The query I used -Select to_char(to_date(mod(100,60),'mi'),'hh/mi/ss') from dual;
But I don't know how to get the hour value.Because mod function returns only the remainder I don't know how to take the quotient part and substitute into the hour field.
I suppose there are two ways of storing "minutes" in an Oracle database - you can either store them in a field whose datatype is INTERVAL DAY TO SECOND, or you can store them in a NUMBER. The simplest case to handle is the INTERVAL - in this case, the TO_CHAR function converts the value to a string of the form SDD HH:MM:SS.FFFFFF, where 'S' is sign ('+' or '-' as intervals can be positive or negative), DD = days, HH= hours, 'MM' = minutes, 'SS' = seconds, and 'FFFFFF' = fractions; thus, to get the HH:MI:SS all we need to do is use the SUBSTR function, as in
SUBSTR(TO_CHAR(I_VAL), 5, 8)
where I_VAL is an INTERVAL DAY TO SECOND value.
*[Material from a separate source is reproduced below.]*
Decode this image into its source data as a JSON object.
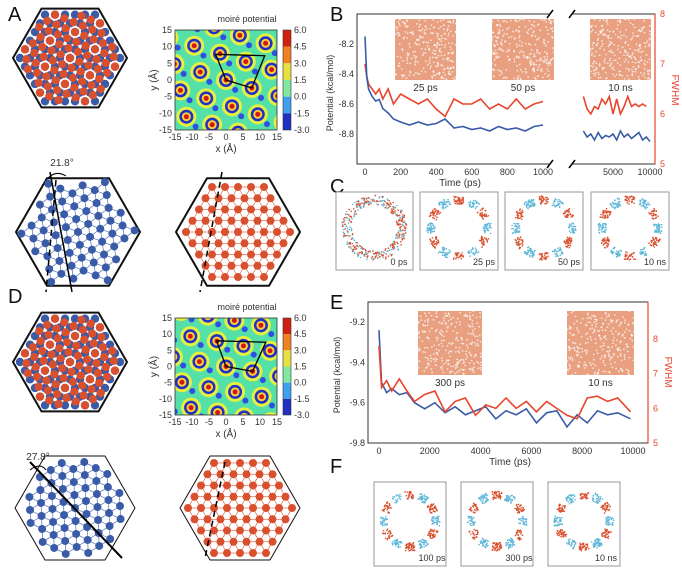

If the value to be converted is in a numeric field it gets a bit messy as we have to compute the individual field values, then subtract the previous fields as part of getting the next field. However, since the value stored is in minutes instead of seconds it's not particularly difficult:
create table TST (N_VAL NUMBER,
I_VAL INTERVAL DAY TO SECOND);
INSERT INTO TST(N_VAL, I_VAL) VALUES (666, INTERVAL '666' MINUTE);
SELECT N_VAL,
TRUNC(N_VAL/60) AS HOURS,
N_VAL-(TRUNC(N_VAL/60) * 60) AS MINUTES,
0 AS SECONDS,
TO_CHAR(I_VAL),
SUBSTR(TO_CHAR(I_VAL), 5, 8) AS HMS_FROM_INTERVAL
FROM TST;
SQLFiddle here
Best of luck.